The default port is 6402 and I can’t find it in your list.

So there is your problem.

#
# this is the nginx config for zammad
#

upstream zammad-railsserver {
    server localhost:3000;
}

upstream zammad-websocket {
    server localhost:6042;
}

server {
    listen 80;

    # replace 'localhost' with your fqdn if you want to use zammad from remote
    server_name zammad.ang.de www.zammad.ang.de t.ang.de www.t.ang.de;

    # redirect https
    return 301 https://$server_name$request_uri;
}


server {
        listen 443 ssl http2;
        server_name zammad.ang.de  www.zammad.ang.de t.ang.de www.t.ang.de;
        ssl_certificate /etc/certs/ssl_ang/multi_ang_de_2018.crt;
        ssl_certificate_key /etc/certs/ssl_ang/multi_ang_de_2018.key;
        add_header Strict-Transport-Security "max-age=63072000; includeSubdomains; preload";
        add_header X-Frame-Options DENY;
        add_header X-Content-Type-Options nosniff;

    root /opt/zammad/public;

    access_log /var/log/nginx/zammad.access.log noip;
    #error_log  /var/log/nginx/zammad.error.log;

    client_max_body_size 50M;

    location ~ ^/(assets/|robots.txt|humans.txt|favicon.ico) {
        expires max;
    }




    location /ws {
        proxy_http_version 1.1;
        proxy_set_header Upgrade $http_upgrade;
        proxy_set_header Connection "Upgrade";
        proxy_set_header CLIENT_IP $remote_addr;
        proxy_set_header X-Forwarded-For $proxy_add_x_forwarded_for;
       proxy_set_header X-Forwarded-Proto $scheme;
        proxy_read_timeout 86400;
        proxy_pass http://zammad-websocket;
    }
 location / {
        proxy_set_header Host $http_host;
        proxy_set_header CLIENT_IP $remote_addr;
        proxy_set_header X-Forwarded-For $proxy_add_x_forwarded_for;
        proxy_set_header X-Forwarded-Proto $scheme;
        proxy_read_timeout 300;
        proxy_pass http://zammad-railsserver;
}
        gzip on;
        gzip_types text/plain text/xml text/css image/svg+xml application/javascript application/x-javascript application/json application/xml;
        gzip_proxied any;
    }
}

Your config looks OK. But your WEBSOCKET Server is not running at all. It is not about the nginx config.

Check the output of:

sudo systemctl status zammad-websocket

Yesterday we installed the update 2.7. Since then we have had the problem that no more mails are retrieved or that the activity stream is not updated. Yesterday I noticed that the port 6042 is running again but today after the update the port is not available again although websocket is running.

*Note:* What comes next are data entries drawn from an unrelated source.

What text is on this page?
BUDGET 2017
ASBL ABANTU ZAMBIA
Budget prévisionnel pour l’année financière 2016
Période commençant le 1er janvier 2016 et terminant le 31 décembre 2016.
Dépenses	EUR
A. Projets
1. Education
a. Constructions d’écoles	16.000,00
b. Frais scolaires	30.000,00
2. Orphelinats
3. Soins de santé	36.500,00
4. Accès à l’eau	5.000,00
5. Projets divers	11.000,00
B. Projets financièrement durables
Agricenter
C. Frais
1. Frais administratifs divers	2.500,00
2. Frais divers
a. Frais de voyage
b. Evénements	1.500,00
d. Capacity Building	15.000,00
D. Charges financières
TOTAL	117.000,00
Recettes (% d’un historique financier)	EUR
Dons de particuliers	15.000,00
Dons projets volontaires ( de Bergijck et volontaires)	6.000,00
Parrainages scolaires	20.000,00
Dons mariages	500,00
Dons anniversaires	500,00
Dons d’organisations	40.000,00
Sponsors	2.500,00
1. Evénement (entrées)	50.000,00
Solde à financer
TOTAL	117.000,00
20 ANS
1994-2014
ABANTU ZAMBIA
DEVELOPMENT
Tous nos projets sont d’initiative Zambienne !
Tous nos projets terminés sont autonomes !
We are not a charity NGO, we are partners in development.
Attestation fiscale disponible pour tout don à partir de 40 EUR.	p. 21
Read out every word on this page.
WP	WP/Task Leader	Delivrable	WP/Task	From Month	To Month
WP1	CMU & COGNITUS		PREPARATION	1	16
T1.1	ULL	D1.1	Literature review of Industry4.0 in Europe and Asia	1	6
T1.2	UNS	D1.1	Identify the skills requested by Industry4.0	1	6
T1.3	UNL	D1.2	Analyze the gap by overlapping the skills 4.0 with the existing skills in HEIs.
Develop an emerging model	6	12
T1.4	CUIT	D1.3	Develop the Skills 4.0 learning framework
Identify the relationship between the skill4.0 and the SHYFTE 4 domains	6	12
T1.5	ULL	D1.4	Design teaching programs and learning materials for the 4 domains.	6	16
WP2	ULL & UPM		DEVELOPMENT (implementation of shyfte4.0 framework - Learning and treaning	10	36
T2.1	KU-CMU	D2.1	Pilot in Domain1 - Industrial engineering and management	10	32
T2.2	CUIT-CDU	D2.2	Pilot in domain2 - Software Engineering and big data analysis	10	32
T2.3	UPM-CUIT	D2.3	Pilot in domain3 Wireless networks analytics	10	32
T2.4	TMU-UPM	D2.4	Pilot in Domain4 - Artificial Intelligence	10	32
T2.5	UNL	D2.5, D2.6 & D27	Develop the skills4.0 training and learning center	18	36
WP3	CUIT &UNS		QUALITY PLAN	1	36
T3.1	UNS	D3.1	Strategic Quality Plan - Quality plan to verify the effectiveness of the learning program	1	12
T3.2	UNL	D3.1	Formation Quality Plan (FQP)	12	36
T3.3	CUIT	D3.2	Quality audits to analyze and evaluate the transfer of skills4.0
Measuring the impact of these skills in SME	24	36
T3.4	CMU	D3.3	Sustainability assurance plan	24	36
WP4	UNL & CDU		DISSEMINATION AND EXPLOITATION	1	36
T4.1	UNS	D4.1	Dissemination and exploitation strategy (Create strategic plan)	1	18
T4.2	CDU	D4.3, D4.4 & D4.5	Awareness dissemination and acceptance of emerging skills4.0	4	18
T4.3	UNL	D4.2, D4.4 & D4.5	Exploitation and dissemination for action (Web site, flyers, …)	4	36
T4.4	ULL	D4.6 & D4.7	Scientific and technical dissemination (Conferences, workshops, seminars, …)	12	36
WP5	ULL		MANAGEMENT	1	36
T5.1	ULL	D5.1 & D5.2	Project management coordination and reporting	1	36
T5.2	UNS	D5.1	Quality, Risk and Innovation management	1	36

zammad-websocket.service - LSB: websocket component of zammad
Loaded: loaded (/etc/init.d/zammad-websocket; bad; vendor preset: disabled)
Active: active (exited) since Thu 2018-10-25 16:44:20 CEST; 18h ago
Docs: man:systemd-sysv-generator(8)
Tasks: 0 (limit: 512)

Oct 25 16:44:20 zammad systemd[1]: Starting LSB: websocket component of zammad…
Oct 25 16:44:20 zammad systemd[1]: Started LSB: websocket component of zammad.